Some time ago, I was standing at the fruit basket with my colleague Casper, when we noticed a rather odd looking fruit. We asked each other the question: “What the * is that?!”.
Neither of us could answer it, leaving us hopeless and desperate. You need to know what you eat, right? At least we thought so. We figured the only logical approach would be to build an app. An app that allows you to point the camera of your phone at a fruit, and tells you what kind of fruit it is!
WTFruit was born.
The goal of this article
I discussed this topic during our previous meetup. The problem we’re trying to solve is an image recognition problem. An incredibly easy problem for us humans, however a whole lot more — much more so until (somewhat) recently — difficult for computers. In this blog post I want to touch on some learnings we had when building WTFruit. I won’t go in detail on the ‘how’, but will refer to great articles that give more in-depth information on that matter. I will include a few lines of code, but if you’re not a programmer don’t worry if you don’t understand them.
Computers have advanced so much that image recognition is now a solvable problem using Machine Learning. Not only that, it’s also a very hot topic! Searching Google on ‘image recognition’ results in tons of interesting reading material. So, if you want to dive deeper into Neural Networks, or how to approach Image Recognition (with ML) check out part 2 and part 3 of the Machine Learning is Fun articles. Otherwise no worries, keep on reading!
What we need to do first is finding a dataset of images with fruits. We found one on GitHub. We download the repo to our Jupyter environment and do some basic preprocessing (resizing images to fit our Neural Network and normalising the values).
Now that we have our data we choose a model. We start out with a very basic one:
What we have is a deep neural network, with 2 convolutional layers, and 3 fully connected layers, resulting in an X number of outputs. The number of outputs depends on how many classes we have. In our case we have 81 classes, which is the number of different types of fruits that are in the dataset.

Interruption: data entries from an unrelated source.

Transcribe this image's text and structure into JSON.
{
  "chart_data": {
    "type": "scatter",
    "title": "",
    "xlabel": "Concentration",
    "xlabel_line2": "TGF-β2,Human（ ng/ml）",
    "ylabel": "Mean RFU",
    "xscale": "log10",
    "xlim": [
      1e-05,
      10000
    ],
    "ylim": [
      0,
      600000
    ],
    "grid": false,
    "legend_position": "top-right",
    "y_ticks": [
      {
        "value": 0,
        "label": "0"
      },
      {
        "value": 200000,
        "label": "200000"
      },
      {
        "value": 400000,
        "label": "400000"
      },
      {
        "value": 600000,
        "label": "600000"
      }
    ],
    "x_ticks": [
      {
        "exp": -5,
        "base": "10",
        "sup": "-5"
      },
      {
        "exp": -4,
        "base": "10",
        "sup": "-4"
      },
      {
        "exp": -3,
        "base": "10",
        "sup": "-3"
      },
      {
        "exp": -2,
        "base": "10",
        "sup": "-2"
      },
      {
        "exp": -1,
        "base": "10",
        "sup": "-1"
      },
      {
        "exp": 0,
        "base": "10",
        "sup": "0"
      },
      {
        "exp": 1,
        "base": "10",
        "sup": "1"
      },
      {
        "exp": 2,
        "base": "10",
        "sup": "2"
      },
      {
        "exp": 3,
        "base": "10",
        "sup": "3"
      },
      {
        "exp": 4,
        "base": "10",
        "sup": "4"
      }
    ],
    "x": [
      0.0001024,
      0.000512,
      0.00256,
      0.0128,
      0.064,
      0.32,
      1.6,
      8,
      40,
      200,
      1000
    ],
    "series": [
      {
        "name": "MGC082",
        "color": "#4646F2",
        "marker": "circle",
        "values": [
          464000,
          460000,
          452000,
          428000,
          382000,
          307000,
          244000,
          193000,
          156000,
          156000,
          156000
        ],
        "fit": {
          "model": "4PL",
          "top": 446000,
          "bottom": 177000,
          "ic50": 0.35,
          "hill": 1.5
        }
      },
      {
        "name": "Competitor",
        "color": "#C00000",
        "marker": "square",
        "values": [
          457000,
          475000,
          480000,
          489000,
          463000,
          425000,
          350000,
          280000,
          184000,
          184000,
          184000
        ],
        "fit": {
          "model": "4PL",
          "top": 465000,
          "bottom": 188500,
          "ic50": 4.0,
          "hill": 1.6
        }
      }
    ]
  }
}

We start training, and get nice results:
The first challenge
However, we run into a problem. Since our dataset only has images with white backgrounds, the network “assumes” that the background is part of the object (fruit) it is trying to learn to recognise. We have a feeling this will be an issue, and verify that by replacing the background of one of the fruits in the test set to black.
As you can see the result is terrible, the image clearly shows a banana but the network thinks its a cherry! The ‘normal’ solution to this problem would be to find images of fruit that are in context. Think about images where people are holding the fruit, or they’re laying on a surface. We could create this dataset ourselves, by taking a lot picture of fruits, or we can try to find them online. However, we want to try a different method. What will happen if we just manipulate the white background?
Our little experiment
Our reasoning was as follows: if we can change the background color so there is no correlation between the backgrounds in different images, the network may be able to “regard” this data as irrelevant. We create a simple script that replaces the white background with random noise, which looks like this:
After we create our modified training set, we feed the images to the network and wait for it to finish training. Once it’s finished we test our network. The test set still contains images with a white background.
The results? Terrible! We get an accuracy of 24%…
Now, it’s difficult to reason why the results are this bad. However, we can make quite a good guess when looking at the images. Even though the background is random, they still look very similar! So, presumably, this isn’t ‘different’ enough.
It’s time for approach 2: making it more different!
We decide to just replace the backgrounds with a single random color.
We now get an accuracy of 42%, which is already better. If we would have more (similar) training data, we could likely get a higher accuracy. This shows the importance of having a lot of data!
An even more important learning we can take from this case is the importance of having data that represents the problem you’re trying to solve. If we just want to recognise fruits on a white background [and nicely cropped] this dataset would suffice. However, in our case we want to point the camera of our phone at whichever surface and still be able to recognise the fruit. Your data should reflect your scenario.
My goal was to give you an idea of how we started the machine learning process for the given problem. If you’re new to this matter, I hope you could get a grasp of what it takes to process data and of the experiment we did by giving the fruit random background colors. Please note that this is just the first process of creating an actual app, which I left untouched in this blog post.
At the moment we’re training more and more data on our servers to improve the recognition process. As this is a project we’re doing outside work hours, creating the app will take a while. When we’ve actually built it, I’ll write another blog post going more in detail in that process!
Summarising our experience in one sentence: you’ll always need more and better data! We may even go as far as saying: data is more important than the network!
For the developers amongst us
We wrote our ML script in Python and used the library PyTorch. There are a lot of nice Python libraries out there. Our choice wasn’t for any specific reason, except that we had used it before. On our local server we installed Jupyter lab (created by Jupyter Project), which gives you a nice environment for interactive programming. I highly suggest checking it out.